In the search for such a countermeasure, monoclonal antibodies, a Nobel Prize-winning biotechnology developed in the 1970s, have become the first line of attack, pursued by at least 50 companies and academic teams. That includes the two-antibody cocktail churned out by Regeneron Pharmaceuticals’ hamster cells in Rensselaer, N.Y.

Promising but preliminary data has bolstered the chorus of hope around monoclonals from top health officials.

They are “a real best chance of being a game changer,” according to Francis S. Collins, director of the National Institutes of Health.

“We’re looking for big impacts on disease, not the small incremental impacts we often see in ordinary drug development,” said Janet Woodcock, who is leading therapeutics development for Operation Warp Speed, the Trump administration’s initiative to provide treatments and vaccines for covid-19, the disease caused by the coronavirus.

One thing is certain about monoclonal antibodies: If the pandemic keeps raging, there won’t be enough. Unlike conventional pills, these are expensive, injectable drugs synthesized by living organisms in specialized reactors, at a biological cadence that can’t be rushed. A worldwide scramble to find capacity to make the drugs is afoot, with companies striking deals with competitors to increase their manufacturing capabilities.

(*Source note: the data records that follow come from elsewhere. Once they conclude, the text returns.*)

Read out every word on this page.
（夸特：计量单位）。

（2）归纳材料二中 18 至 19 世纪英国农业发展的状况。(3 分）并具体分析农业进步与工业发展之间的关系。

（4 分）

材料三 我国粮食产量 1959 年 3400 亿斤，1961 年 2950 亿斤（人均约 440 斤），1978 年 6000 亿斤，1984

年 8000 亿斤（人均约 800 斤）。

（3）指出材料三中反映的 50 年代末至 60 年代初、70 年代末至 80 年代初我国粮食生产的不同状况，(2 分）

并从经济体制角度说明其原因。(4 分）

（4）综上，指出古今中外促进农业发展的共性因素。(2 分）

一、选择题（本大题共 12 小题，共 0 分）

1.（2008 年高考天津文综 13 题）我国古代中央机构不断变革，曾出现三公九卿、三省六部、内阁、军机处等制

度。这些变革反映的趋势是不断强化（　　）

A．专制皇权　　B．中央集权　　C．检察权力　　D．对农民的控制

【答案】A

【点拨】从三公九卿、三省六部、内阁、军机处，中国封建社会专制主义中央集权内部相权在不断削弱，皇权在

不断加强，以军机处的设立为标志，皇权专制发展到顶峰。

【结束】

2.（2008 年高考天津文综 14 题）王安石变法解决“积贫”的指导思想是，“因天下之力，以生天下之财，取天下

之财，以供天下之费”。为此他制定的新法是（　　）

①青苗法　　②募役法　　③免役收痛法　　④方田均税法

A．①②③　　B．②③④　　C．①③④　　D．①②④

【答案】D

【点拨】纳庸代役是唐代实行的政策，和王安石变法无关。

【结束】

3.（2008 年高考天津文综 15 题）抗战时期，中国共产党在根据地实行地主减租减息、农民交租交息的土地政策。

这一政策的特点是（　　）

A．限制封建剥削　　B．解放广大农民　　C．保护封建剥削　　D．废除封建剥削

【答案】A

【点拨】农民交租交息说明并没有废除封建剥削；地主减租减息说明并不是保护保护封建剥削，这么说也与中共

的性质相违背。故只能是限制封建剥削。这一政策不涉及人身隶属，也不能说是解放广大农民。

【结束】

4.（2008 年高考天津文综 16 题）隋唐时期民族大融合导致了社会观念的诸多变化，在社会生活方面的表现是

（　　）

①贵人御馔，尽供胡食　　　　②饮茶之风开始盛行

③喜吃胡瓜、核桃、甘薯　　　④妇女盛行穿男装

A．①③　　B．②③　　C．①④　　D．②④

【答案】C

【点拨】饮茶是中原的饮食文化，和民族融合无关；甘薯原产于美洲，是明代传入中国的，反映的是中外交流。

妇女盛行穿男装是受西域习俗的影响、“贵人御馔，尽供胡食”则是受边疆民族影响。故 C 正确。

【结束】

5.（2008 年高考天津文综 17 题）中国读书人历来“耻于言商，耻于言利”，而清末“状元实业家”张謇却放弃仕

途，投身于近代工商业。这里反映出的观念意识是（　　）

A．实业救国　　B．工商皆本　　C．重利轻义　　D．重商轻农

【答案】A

Even then, to create enough antibody medication to treat all the people diagnosed with covid-19 so far, the entire global capacity for making monoclonals would have to be switched over for a year, according to an analysis conducted for The Washington Post, by the BioProcess Technology Group at global accounting firm BDO, which advises the pharmaceutical industry. Now, the reactors that make monoclonal antibodies are mostly occupied, making essential drugs for people with cancer and autoimmune diseases.

“I pray to God these therapies work,” said Howard Levine, national leader of BDO’s BioProcess Technology Group. “But in the short term, there is going to be a problem, I think, in making enough to treat every single patient.”

Creating a drug recipe

When a deadly pneumonia was identified in China in January, scientists at Regeneron Pharmaceuticals knew the drill. As with Zika, Ebola and the new coronavirus’s close cousin, Middle East respiratory syndrome, scientists started work on a therapy, using the company’s proprietary platform — what their chief executive Leonard S. Schleifer calls “magical mice.” These rodents, genetically engineered to have humanized immune systems, can muster human antibodies that serve as the template for a new drug.

On Jan. 21, a week after the scientific work began, Christos Kyratsous, vice president of research, made an unusual call, asking his colleagues to get ready to manufacture a drug that didn’t exist yet.

“It’s probably going to move fast,” he told Hanne Bak, senior vice president of preclinical manufacturing, who develops the initial recipes to turn science experiments into a repeatable process. “How fast can you move?”

Bak’s colleague Daniel Van Plew, who oversees industrial operations and product supply — including a global team of 4,000 people and a massive facility filled with giant tanks connected by steel arteries of pipes — happened to be visiting Bak that day. Together, they sketched out the first timelines for scaling up production of a drug.

Many of the steps had a natural speed limit — scientists had to expose the mice to a form of the virus, wait for their immune systems to respond and then study the antibodies. Scientists also examined antibodies from people who recovered from the virus. They needed to test which ones were most potent, and then engineer hamster ovary cells to produce those antibodies. They would have to feed and nourish those cells for a month — with scientists seeking the laboratory equivalent of Goldilocks.

“You’re dealing with a living system. …The amount of oxygen, the food, the way [cells are] agitated [in the vat], little things can disrupt it,” Van Plew said. “For all intents and purposes, it has a memory — if you do something bad to it at the beginning of production, it might not produce as well at the end.”

The scientists tried to move everything else forward as fast as possible, pretending there were no evenings and no weekends. Regeneron split its employees into pods in March, so that if one person got sick, it wouldn’t take out the whole team on a two-week quarantine.

That meant upending how people usually worked. Instead of one person owning a project from beginning to end, pods on tap to come in on Monday would do all the science they could and then hand off their work to the pod that came in on Tuesday, which would pick up where they left off.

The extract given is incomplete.